Another member, to wit, Matthew Lyon, from Vermont, appeared, and took his seat in the House.
Mausoleum to Washington.
The House went into a Committee of the Whole on the bill for erecting a Mausoleum to the memory of George Washington.
Mr. Alston was in hopes, when he first made the motion now under consideration, that a question would have been taken upon the amendment without debate; but, as his wish upon that subject had not been complied with, he held it to be his duty to give to the House the reasons which actuated him.
He said that he by no means wished to detract any thing from the merit of that illustrious character whose memory we were now about to perpetuate; that it was his wish that his character might be handed to the latest posterity unimpaired, and that he really thought the amendment equally calculated to effect that desirable purpose with the bill; that the difference of expense was a matter of importance to the people of this country; that the expense of a mausoleum, from the best information he had been able to collect, would amount to at least 150 or $200,000; that a monument, such as was contemplated by the amendment, would not cost more than one tenth as much as a mausoleum, as contemplated by the bill as it now stood. Indeed, he believed that the bare expense of interring the remains of General Washington in a mausoleum would cost as much as the proposed monument.

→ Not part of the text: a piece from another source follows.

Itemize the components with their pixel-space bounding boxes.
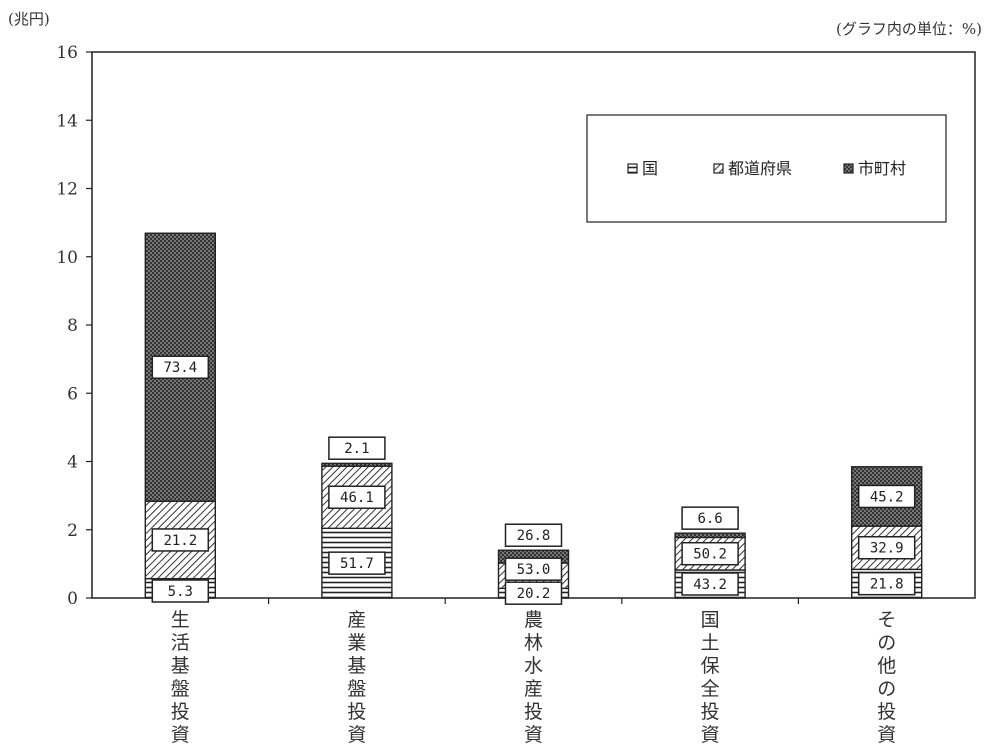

Mr. A. said he considered Congress pledged, as far as the resolution of the last session went; that the gentleman from Massachusetts, (Mr. Otis,) who was up a few day ago upon this subject, had requested information; in answer to which he had only to observe that if that gentleman would have given himself the trouble to have examined the proceedings of the last session of Congress he would have been better informed than he appeared to be; that a committee equally respectable with that which had reported the bill at the present time, had then fully investigated the subject, and had made a report, which was to be found upon the journals of the last session of Congress, recommending a monument such as was contemplated by the proposed amendment, and that the request made by the President of the United States to Mrs. Washington, in conformity to the report of that committee, was for a monument; to which request she had consented; he, therefore, considered Congress as pledged thus far and no farther; that a motion was made in this House to change the monument to a mausoleum; that the recent death of General Washington at that time, prevented any person from opposing any measure which was offered, let the expense be what it would; but that the time which had elapsed since, had enabled the public mind the better to judge.

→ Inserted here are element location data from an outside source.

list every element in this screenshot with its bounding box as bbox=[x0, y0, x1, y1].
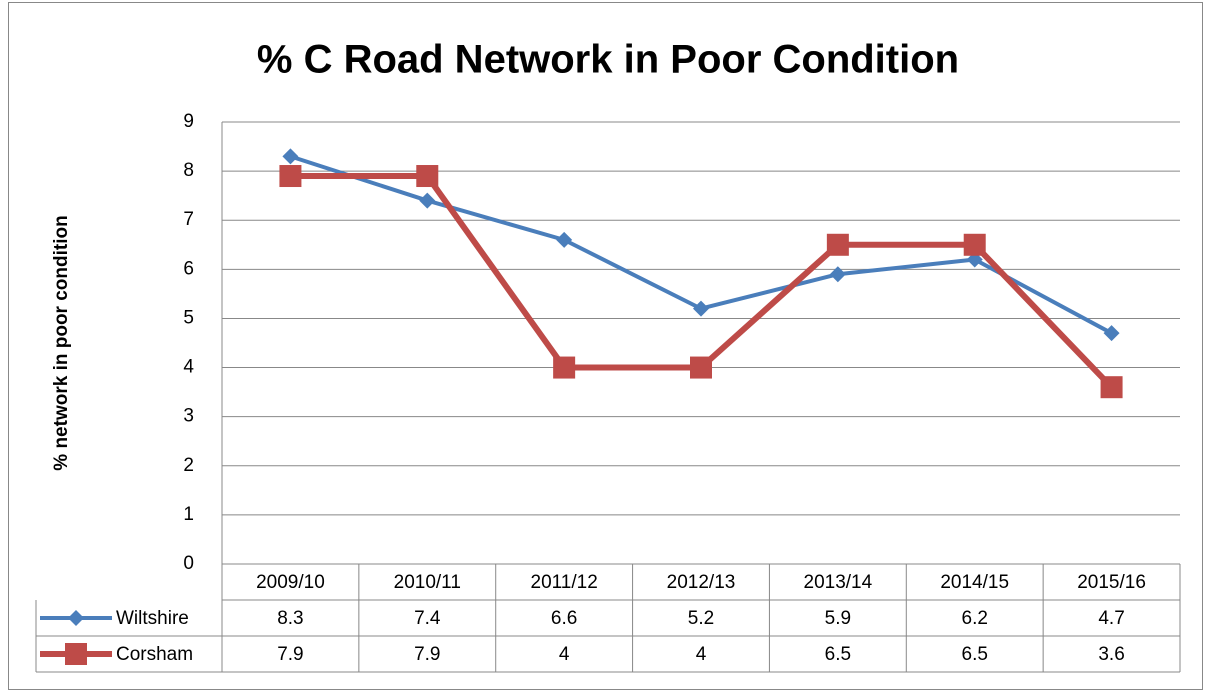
y-tick-label: 7 bbox=[183, 209, 194, 230]
table-value: 5.2 bbox=[688, 608, 714, 629]
table-value: 3.6 bbox=[1098, 644, 1124, 665]
x-tick-label: 2010/11 bbox=[394, 572, 461, 593]
data-point bbox=[416, 165, 439, 188]
y-tick-label: 2 bbox=[183, 455, 194, 476]
x-tick-label: 2011/12 bbox=[531, 572, 598, 593]
table-value: 8.3 bbox=[277, 608, 303, 629]
table-value: 5.9 bbox=[825, 608, 851, 629]
legend-label: Corsham bbox=[116, 644, 193, 665]
table-value: 7.4 bbox=[414, 608, 441, 629]
y-tick-label: 3 bbox=[183, 406, 194, 427]
data-point bbox=[1100, 376, 1123, 399]
data-point bbox=[693, 300, 709, 317]
table-value: 6.2 bbox=[962, 608, 988, 629]
legend-marker bbox=[65, 643, 87, 665]
y-tick-label: 5 bbox=[183, 307, 194, 328]
data-point bbox=[1103, 325, 1120, 342]
chart-title: % C Road Network in Poor Condition bbox=[257, 38, 959, 82]
table-value: 6.5 bbox=[825, 644, 851, 665]
table-value: 4 bbox=[696, 644, 707, 665]
y-tick-label: 1 bbox=[183, 504, 194, 525]
y-tick-label: 4 bbox=[183, 357, 194, 378]
x-tick-label: 2009/10 bbox=[256, 572, 325, 593]
x-tick-label: 2015/16 bbox=[1077, 572, 1146, 593]
data-point bbox=[279, 165, 302, 188]
x-tick-label: 2013/14 bbox=[804, 572, 873, 593]
y-tick-label: 6 bbox=[183, 258, 194, 279]
x-tick-label: 2012/13 bbox=[667, 572, 736, 593]
table-value: 4 bbox=[559, 644, 570, 665]
y-tick-label: 0 bbox=[183, 553, 194, 574]
table-value: 6.5 bbox=[962, 644, 988, 665]
data-point bbox=[826, 233, 849, 256]
y-axis-label: % network in poor condition bbox=[51, 215, 72, 470]
table-value: 6.6 bbox=[551, 608, 577, 629]
table-value: 4.7 bbox=[1098, 608, 1124, 629]
y-tick-label: 8 bbox=[183, 160, 194, 181]
y-tick-label: 9 bbox=[183, 111, 194, 132]
chart-border bbox=[8, 2, 1203, 690]
data-point bbox=[556, 231, 573, 248]
table-value: 7.9 bbox=[414, 644, 440, 665]
data-point bbox=[963, 233, 986, 256]
data-point bbox=[282, 148, 299, 165]
data-point bbox=[553, 356, 576, 379]
data-point bbox=[419, 192, 436, 209]
x-tick-label: 2014/15 bbox=[940, 572, 1009, 593]
table-value: 7.9 bbox=[277, 644, 303, 665]
legend-label: Wiltshire bbox=[116, 608, 189, 629]
legend-marker bbox=[68, 610, 84, 626]
data-point bbox=[829, 266, 846, 283]
data-point bbox=[690, 356, 712, 379]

The gentleman from Virginia (Mr. Lee) and the gentleman from Connecticut (Mr. Griswold) had dwelt a great deal upon the subject of public gratitude. It was by no means his wish or intention to lessen that sentiment, but he said that he could not give his consent to an expensive measure like that contemplated in the bill, when a measure far less expensive, in his opinion, would answer every purpose as well.
Mr. Alston was followed by Mr. Huger, who advocated the erection of a mausoleum.

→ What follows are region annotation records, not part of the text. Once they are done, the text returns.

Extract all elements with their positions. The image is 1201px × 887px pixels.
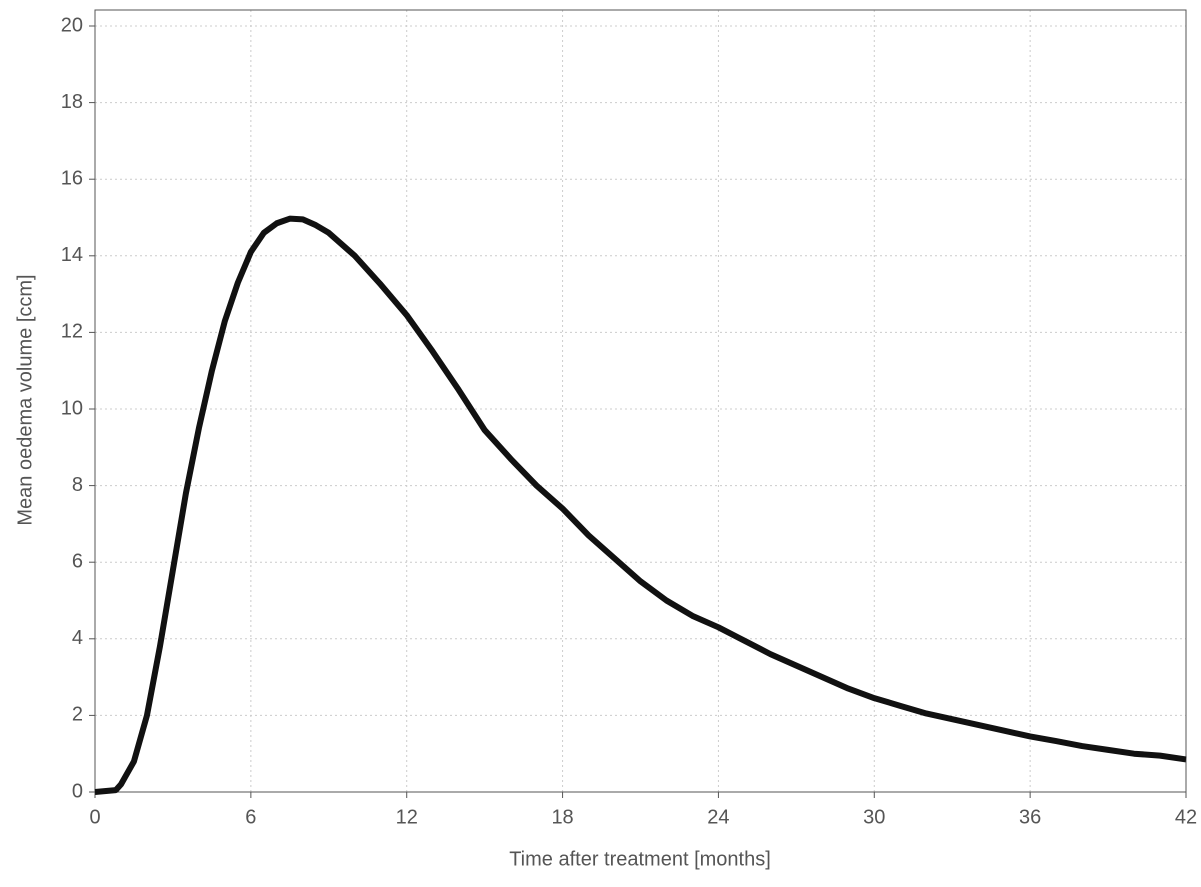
y-tick-label: 12 [61, 321, 83, 343]
plot-frame [94, 9, 1187, 793]
line-series [94, 215, 1187, 795]
x-axis-label: Time after treatment [months] [509, 848, 771, 870]
x-tick-label: 6 [245, 806, 256, 828]
x-tick-label: 36 [1019, 806, 1041, 828]
x-tick-label: 42 [1175, 806, 1197, 828]
y-tick-label: 2 [72, 704, 83, 726]
x-tick-label: 18 [551, 806, 573, 828]
x-tick-label: 30 [863, 806, 885, 828]
y-tick-label: 20 [61, 14, 83, 36]
y-tick-label: 0 [72, 780, 83, 802]
y-axis-label: Mean oedema volume [ccm] [14, 274, 36, 525]
y-tick-label: 16 [61, 167, 83, 189]
y-tick-label: 4 [72, 627, 83, 649]
y-tick-label: 8 [72, 474, 83, 496]
x-tick-label: 24 [707, 806, 729, 828]
y-tick-label: 6 [72, 550, 83, 572]
x-tick-label: 12 [396, 806, 418, 828]
x-tick-label: 0 [89, 806, 100, 828]
y-tick-label: 14 [61, 244, 83, 266]
y-tick-label: 10 [61, 397, 83, 419]
y-tick-label: 18 [61, 91, 83, 113]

Mr. Smilie replied. He considered the erection of a mausoleum as productive of unnecessary expense, as a monument would answer every rational purpose contemplated in the bill.
Mr. H. Lee next spoke at some length in favor of a mausoleum, and read a letter received from Mr. King, our Ambassador at London enclosing a plan, presented to him by an eminent foreign artist, for a mausoleum of one hundred and fifty feet base, and the same height, the expense of which was estimated at $170,000.